A few months ago, I was talking to a friend about some of his studies in church history, particularly in relation to the historic relationship between Islam and the Christian Church. My friend, a Protestant, was lamenting the loss of a unified front against Islam, which was the result of the Protestant Reformation. He also expressed his concern over new, start-up denominations, and his tendency to more naturally trust those Christian groups whose claims to historicity are verifiable. The nature of his statements was such that I questioned him about his Protestant credentials, but he assured me that he still believed in the doctrines that set the Reformation apart from Rome. And so far as I know, he is still standing with the Reformation.
It was less than a week later when I found myself having answer some of the same charges. I was reading a book on the Latin rite of the Roman Church as it was in practice in the U. S. prior to Vatican II. A friend of mine, who is a more staunch Presbyterian than I am, saw that I was reading it, and began questioning me about it. To be fair to him, I think he had been concerned for me for some time, as he observed my interest in liturgy grow, and as he watched me join an Anglo-Catholic church. My reason for reading on the Mass had nothing to do with any inclination to depart from Protestantism. I had actually been leading a book study group through a story by Flannery O'Connor, and decided it would be good to familiarize myself with the form of worship she would have participated in during her life in order to get a better understanding of her writing. Thankfully, my friend is one of the more reasonable sorts of staunch Presbyterians (a rare breed indeed), and so believed me when I explained myself to him.
This anecdotal situation is probably one more and more common these days. There's a paranoia in Reformed circles about Romanism in general. I don't think this is entirely new; I get the impression from the things I've read that since the sixteenth century the Reformation has had too much of a tendency to define itself according to what Rome isn't. And yet this has been amplified in recent years. The past twenty years has seen Protestant after Protestant venturing to Rome to find whatever, that whatever seeming to vary from person to person. Add to this the converts to either Anglo-Catholicism or Eastern Orthodoxy, and the numbers are sufficient to give anyone bearing the moniker "Reformed" a perpetually sustained nervous twitch.

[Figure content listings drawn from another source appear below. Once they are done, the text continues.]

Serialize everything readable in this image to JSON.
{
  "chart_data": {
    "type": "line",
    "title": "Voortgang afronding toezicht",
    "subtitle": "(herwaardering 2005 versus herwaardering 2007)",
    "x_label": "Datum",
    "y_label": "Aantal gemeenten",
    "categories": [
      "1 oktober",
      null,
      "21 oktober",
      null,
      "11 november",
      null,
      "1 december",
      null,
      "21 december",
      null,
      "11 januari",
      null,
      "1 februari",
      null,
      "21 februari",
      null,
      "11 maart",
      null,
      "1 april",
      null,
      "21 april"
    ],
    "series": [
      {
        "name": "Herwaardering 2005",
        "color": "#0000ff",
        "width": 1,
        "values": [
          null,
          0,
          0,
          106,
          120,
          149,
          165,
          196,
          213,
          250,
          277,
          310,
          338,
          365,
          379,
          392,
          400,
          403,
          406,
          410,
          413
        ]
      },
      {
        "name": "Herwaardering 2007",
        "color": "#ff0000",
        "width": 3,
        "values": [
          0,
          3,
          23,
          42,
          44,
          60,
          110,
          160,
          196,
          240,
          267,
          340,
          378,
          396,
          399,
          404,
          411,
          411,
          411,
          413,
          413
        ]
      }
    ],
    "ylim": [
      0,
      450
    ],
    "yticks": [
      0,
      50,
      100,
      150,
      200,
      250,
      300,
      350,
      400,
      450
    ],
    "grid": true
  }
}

I think there are things that the Reformed need to learn from this trend, though I won't try to enumerate those things now. I gladly bear the moniker "Reformed" myself, and have no intention of casting it off any time soon. But I remain Reformed with the hope that my fellow Reformed brethren will wake up to their own failures that are causing this movement.
I write these things due to another report of a departure for Rome, this time coming from a member of the Lutheran Church – Missouri Synod. The person involved this time isn't a pastor or theologian, but philosophy professor Robert Koons. For those who want to read it in his own words, you will find his report of his conversion here. I won't use my blog to report on every person converting to this or that group, but I found this story particularly interesting. I think that my favorite statement in Koons' piece was this one:
The [Roman Catholic/Lutheran] Joint Declaration and the recent Catechism of the Catholic Church aided me in giving a closer and more charitable reading to the anathemas of the Council of Trent (which I still believe to be have been written in an unprofitably provocative way).
I'm not entirely sure how one gives a "more charitable reading" of anathemas, but apparently it's possible. At any rate, it's important to read stories like this one, if the Reformed church is ever going to be able to answer the charges against it effectively.